In sauropod dinosaurs, the vertebrates with the longest necks, the total length of the vagus nerve and recurrent laryngeal nerve would have been up to 28 m long in Supersaurus, but these would not be the longest neurons that ever existed: the neurons reaching the tip of the tail would have exceeded 30 m.

==Evidence of evolution==
The extreme detour of the recurrent laryngeal nerves, about 15 ft in the case of giraffes, has been cited as evidence of evolution, as the nerve's route would have been direct in the fish-like ancestors of modern tetrapods, traveling from the brain, past the heart, to the gills (as it does in modern fish).
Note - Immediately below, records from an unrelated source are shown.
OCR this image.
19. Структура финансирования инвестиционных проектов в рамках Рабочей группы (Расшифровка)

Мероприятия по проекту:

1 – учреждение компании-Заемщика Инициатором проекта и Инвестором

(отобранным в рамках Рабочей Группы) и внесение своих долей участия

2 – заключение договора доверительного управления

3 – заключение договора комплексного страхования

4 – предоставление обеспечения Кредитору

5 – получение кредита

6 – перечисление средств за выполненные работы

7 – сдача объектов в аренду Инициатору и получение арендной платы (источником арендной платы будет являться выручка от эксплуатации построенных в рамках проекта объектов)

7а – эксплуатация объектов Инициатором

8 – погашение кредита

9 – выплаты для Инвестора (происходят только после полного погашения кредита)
In evolutionary biology, the extension of the neck and lowering of the heart are understood to have left the laryngeal nerve in its original course, explaining its unusually long path.

==History==
Ancient Greek physician Galen demonstrated the nerve course and the clinical syndrome of recurrent laryngeal nerve paralysis, noting that pigs with the nerve severed were unable to squeal. Galen named the nerve the recurrent nerve, and described the same effect in two human infants who had undergone surgery for goiter. In 1838, five years before he would introduce the concept of homology to biology, anatomist Richard Owen reported upon the dissection of three giraffes, including a description of the full course of the left recurrent laryngeal nerve. Anatomists Andreas Vesalius and Thomas Willis described the nerve in what is now regarded as an anatomically standard description, and doctor Frank Lahey documented a way for its interoperative identification during thyroid operations.